LONDON/HONG KONG HSBC Holdings Plc (HSBA.L) (0005.HK), Europe's biggest bank, said it was in talks over the possible sale of its Korean retail banking and wealth management business to Korea Development Bank (KDB), as HSBC continues to divest non-core assets around the world.
HSBC, which gave no indication of the possible price for the deal, added it remained committed to the Korean market, where it would maintain its investment in its investment banking and corporate banking businesses in that country.
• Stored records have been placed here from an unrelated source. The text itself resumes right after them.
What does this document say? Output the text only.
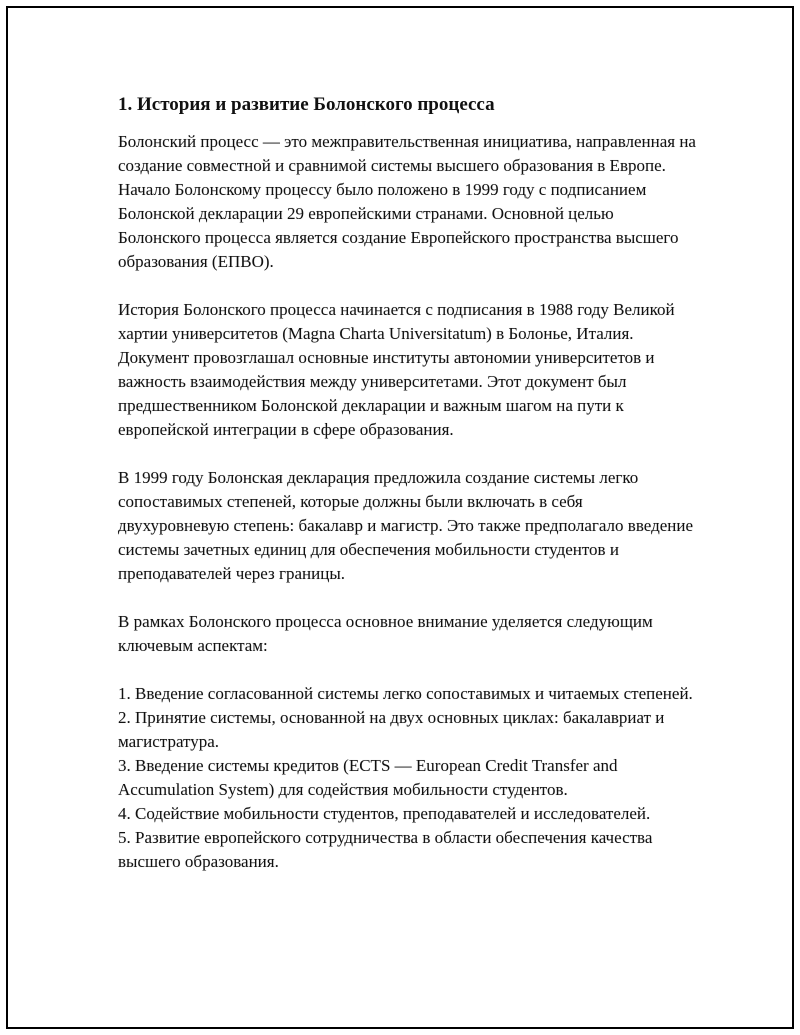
1. История и развитие Болонского процесса

Болонский процесс — это межправительственная инициатива, направленная на создание совместной и сравнимой системы высшего образования в Европе. Начало Болонскому процессу было положено в 1999 году с подписанием Болонской декларации 29 европейскими странами. Основной целью Болонского процесса является создание Европейского пространства высшего образования (ЕПВО).

История Болонского процесса начинается с подписания в 1988 году Великой хартии университетов (Magna Charta Universitatum) в Болонье, Италия. Документ провозглашал основные институты автономии университетов и важность взаимодействия между университетами. Этот документ был предшественником Болонской декларации и важным шагом на пути к европейской интеграции в сфере образования.

В 1999 году Болонская декларация предложила создание системы легко сопоставимых степеней, которые должны были включать в себя двухуровневую степень: бакалавр и магистр. Это также предполагало введение системы зачетных единиц для обеспечения мобильности студентов и преподавателей через границы.

В рамках Болонского процесса основное внимание уделяется следующим ключевым аспектам:

1. Введение согласованной системы легко сопоставимых и читаемых степеней.
2. Принятие системы, основанной на двух основных циклах: бакалавриат и магистратура.
3. Введение системы кредитов (ECTS — European Credit Transfer and Accumulation System) для содействия мобильности студентов.
4. Содействие мобильности студентов, преподавателей и исследователей.
5. Развитие европейского сотрудничества в области обеспечения качества высшего образования.
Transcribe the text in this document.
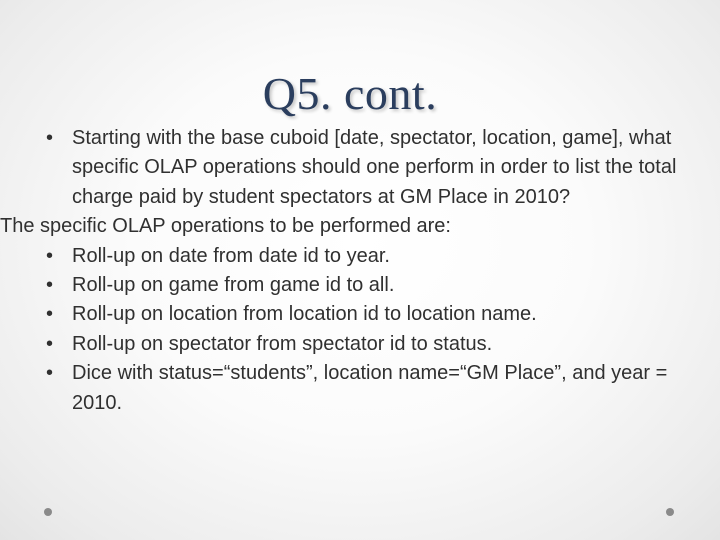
Q5. cont.
• Starting with the base cuboid [date, spectator, location, game], what specific OLAP operations should one perform in order to list the total charge paid by student spectators at GM Place in 2010?
The specific OLAP operations to be performed are:
• Roll-up on date from date id to year.
• Roll-up on game from game id to all.
• Roll-up on location from location id to location name.
• Roll-up on spectator from spectator id to status.
• Dice with status=“students”, location name=“GM Place”, and year = 2010.
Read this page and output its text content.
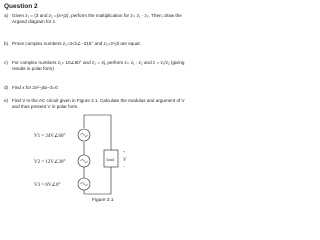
Question 2
a) Given z₁ = (3 and z₂ =(4+j2), perform the multiplication for z= z₁ · z₂. Then, draw the Argand diagram for z.
b) Prove complex numbers z₁=3√2∠−315° and z₂=3+j3 are equal.
c) For complex numbers z₁= 10∠60° and z₂ = 4j, perform z= z₁ · z₂ and z = z₁/z₂ (giving results in polar form)
d) Find x for 2x²−j5x−3=0
e) Find V in the AC circuit given in Figure 2.1. Calculate the modulus and argument of V and thus present V in polar form.
V1 = 24V∠60°
V2 = 12V∠30°
V3 = 6V∠0°
load
+
V
−
Figure 2.1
HSBC has embarked upon a widespread asset-sale program over the last year, as part of Chief Executive Stuart Gulliver's plans to cut annual costs by $3.5 billion, sharpen its focus on fast-growing Asian markets and boost its overall profitability.
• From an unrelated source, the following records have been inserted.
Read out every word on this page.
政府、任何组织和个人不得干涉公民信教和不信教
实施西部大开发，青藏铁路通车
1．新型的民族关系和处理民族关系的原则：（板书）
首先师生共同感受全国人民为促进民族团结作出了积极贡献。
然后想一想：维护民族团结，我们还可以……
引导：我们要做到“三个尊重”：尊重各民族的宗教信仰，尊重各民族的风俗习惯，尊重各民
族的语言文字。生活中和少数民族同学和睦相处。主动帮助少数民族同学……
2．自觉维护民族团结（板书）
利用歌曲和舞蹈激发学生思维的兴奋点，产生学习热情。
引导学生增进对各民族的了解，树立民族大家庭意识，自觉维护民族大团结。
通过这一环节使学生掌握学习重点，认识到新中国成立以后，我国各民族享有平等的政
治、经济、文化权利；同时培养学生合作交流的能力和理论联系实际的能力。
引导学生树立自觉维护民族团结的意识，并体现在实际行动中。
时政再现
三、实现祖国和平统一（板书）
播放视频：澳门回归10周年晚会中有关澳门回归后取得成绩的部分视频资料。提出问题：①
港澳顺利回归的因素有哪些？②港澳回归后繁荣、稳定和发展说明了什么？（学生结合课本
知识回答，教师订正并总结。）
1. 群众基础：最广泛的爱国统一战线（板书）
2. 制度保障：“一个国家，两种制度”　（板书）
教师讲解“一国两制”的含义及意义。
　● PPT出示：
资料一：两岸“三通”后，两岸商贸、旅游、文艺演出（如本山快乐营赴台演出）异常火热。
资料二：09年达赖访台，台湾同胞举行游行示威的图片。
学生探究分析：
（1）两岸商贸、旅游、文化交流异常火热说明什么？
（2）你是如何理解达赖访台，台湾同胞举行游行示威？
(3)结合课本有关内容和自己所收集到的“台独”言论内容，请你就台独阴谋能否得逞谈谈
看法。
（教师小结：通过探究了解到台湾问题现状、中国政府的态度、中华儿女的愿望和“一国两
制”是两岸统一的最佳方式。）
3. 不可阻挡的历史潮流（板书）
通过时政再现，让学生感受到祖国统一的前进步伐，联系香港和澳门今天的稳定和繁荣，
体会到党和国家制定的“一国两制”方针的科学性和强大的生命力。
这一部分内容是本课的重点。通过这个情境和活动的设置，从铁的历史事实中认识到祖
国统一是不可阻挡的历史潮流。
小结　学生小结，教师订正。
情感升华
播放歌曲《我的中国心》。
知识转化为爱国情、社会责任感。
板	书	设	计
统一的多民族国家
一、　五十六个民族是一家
According to the HSBC Korea website, HSBC has 11 branches in Korea and total assets of some 30,020 billion Korean won ($26.4 billion) as of June 2011.
Earlier this year, HSBC sold its general insurance businesses to French insurer AXA (AXAF.PA) and Australia's QBE Insurance Group (QBE.AX) for $914 million in cash, and the company is also considering selling some Mauritius units.
The British bank last month sold its majority stake in its Middle Eastern private equity arm, announced plans to quit Slovakia and in January disposed of its banking operations in Costa Rica, El Savador and Honduras for around $800 million.
Gulliver's restructuring also involves HSBC planning to cut 11,000 jobs.
HSBC shares dipped 0.8 percent in early trade in London, in line with a similar fall in Britain's benchmark FTSE 100 index .FTSE.